Dans son communiqué du 23 novembre, AstraZeneca a apporté les premières données d'efficacité de son essai (3). Elle est évaluée à 70 % en moyenne sur tous les groupes étudiés, soit en dessous des efficacités annoncées par les trois premiers fabricants ayant présenté leurs données intermédiaires. L'évaluation a porté sur 131 cas de covid 19 survenus chez les participants à l'essai, mené au Royaume Uni et au Brésil. Aucune forme grave de l'infection n'a été observée chez les vaccinés.

De façon surprenante mais intéressante, le niveau de protection a été évalué à 90 % dans le groupe de volontaires pour lesquels la première dose de vaccin (2,5x1010 particules virales) était la moitié de la dose injectée aux autres participants. Pour A. Pollard, principal investigateur, ceci pourrait s'expliquer par le fait que ce dosage réduit, qui stimule moins fortement le système immunitaire, permet à la deuxième dose inoculée 28 jours plus tard de provoquer une réponse plus ample contre l'antigène du SARS-CoV-2.

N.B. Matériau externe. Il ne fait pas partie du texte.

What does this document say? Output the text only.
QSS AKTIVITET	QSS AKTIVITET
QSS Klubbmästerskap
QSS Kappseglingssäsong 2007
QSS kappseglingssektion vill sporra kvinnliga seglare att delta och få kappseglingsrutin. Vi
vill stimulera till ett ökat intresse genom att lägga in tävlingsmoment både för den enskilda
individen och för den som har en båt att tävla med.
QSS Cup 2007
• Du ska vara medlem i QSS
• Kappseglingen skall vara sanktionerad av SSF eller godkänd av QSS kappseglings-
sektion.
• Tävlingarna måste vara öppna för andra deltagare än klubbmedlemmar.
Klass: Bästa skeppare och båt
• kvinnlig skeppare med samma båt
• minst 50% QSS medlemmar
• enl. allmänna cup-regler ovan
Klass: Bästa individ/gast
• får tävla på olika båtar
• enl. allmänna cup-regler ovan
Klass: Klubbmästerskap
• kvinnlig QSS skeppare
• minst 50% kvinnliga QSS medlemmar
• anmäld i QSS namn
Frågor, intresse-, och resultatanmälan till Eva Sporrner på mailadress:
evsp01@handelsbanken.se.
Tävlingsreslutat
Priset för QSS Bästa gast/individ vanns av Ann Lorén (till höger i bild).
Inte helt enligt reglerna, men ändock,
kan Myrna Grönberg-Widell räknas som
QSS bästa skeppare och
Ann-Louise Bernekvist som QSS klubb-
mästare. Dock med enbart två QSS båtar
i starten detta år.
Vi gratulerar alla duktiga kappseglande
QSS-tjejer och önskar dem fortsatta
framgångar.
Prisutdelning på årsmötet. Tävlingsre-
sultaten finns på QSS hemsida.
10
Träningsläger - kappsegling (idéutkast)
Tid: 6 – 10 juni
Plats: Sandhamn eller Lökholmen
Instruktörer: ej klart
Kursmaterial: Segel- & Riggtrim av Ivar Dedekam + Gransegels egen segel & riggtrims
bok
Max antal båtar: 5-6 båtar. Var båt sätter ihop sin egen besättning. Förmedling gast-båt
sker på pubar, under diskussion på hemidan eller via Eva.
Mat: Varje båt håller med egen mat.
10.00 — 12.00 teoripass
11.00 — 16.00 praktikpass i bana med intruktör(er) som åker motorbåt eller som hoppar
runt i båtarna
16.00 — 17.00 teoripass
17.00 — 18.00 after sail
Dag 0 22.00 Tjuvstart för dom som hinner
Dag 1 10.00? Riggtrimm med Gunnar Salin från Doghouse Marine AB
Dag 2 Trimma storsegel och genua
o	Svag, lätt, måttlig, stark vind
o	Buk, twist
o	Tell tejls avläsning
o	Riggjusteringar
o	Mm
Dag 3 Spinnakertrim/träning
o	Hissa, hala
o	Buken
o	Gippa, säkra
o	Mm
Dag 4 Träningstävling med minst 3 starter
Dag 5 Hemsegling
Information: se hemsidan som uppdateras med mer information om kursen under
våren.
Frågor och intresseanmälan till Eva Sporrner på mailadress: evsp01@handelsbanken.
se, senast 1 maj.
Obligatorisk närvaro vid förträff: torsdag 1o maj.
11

En effet, un inconvénient du système choisi est qu'une réponse immunitaire se développe aussi contre les antigènes du vecteur, l'adénovirus du Chimpanzé. Cette réponse pourrait ensuite neutraliser les virus injectés lors des rappels et s'opposer à l'amplification attendue de la réponse contre l'antigène du coronavirus. Ce phénomène pourrait être particulièrement marqué pour les vaccins qui ont pour vecteur des adénovirus humains, comme ceux de Gamaleya ou de CanSino Biologics, car une partie de la population humaine est déjà immunisée contre ces virus souvent responsables d'infections respiratoires.

Le vaccin "Oxford" se présente donc à ce stade comme un bon candidat. Son efficacité pourrait s'établir au dessus de 70 % lorsqu'un dosage optimal de la première injection aura été déterminé. Sa tolérance est dans la norme, plutôt meilleure chez les personnes âgées qui sont une cible prioritaire pour la vaccination. Il est facile à conserver et son coût de production serait moindre que celui de ces concurrents. Les essais se poursuivent (ils doivent inclure 60 000 volontaires dans plusieurs pays) et leurs résultats seront soumis à l'évaluation de la communauté scientifique et des autorités de régulation. Les fabricants excluent toute idée de compétition entre eux, et l'arrivée de plusieurs vaccins aux caractéristiques et indications différentes aurait des avantages. AstraZeneca se dit prêt à produire 3 milliards de doses de AZD1222 en 2021.

Références

  1. N. Bar-Zeev et W.J. Moss. Encouraging results from phase 1/2 COVID-19 vaccine trials. The Lancet, July 20, 2020.
  2. M.N. Ramasamy, A.M. Minassian et coll. Safety and immunogenicity of ChAdOx1 nCoV-19 vaccine administered in a prime-boost regimen in young and old adults (COV002): a single-blind, randomised, controlled, phase 2/3 trial. The Lancet, Published online November 19, 2020.
  3. Communiqué de presse de AstraZeneca, 23 novembre 2020.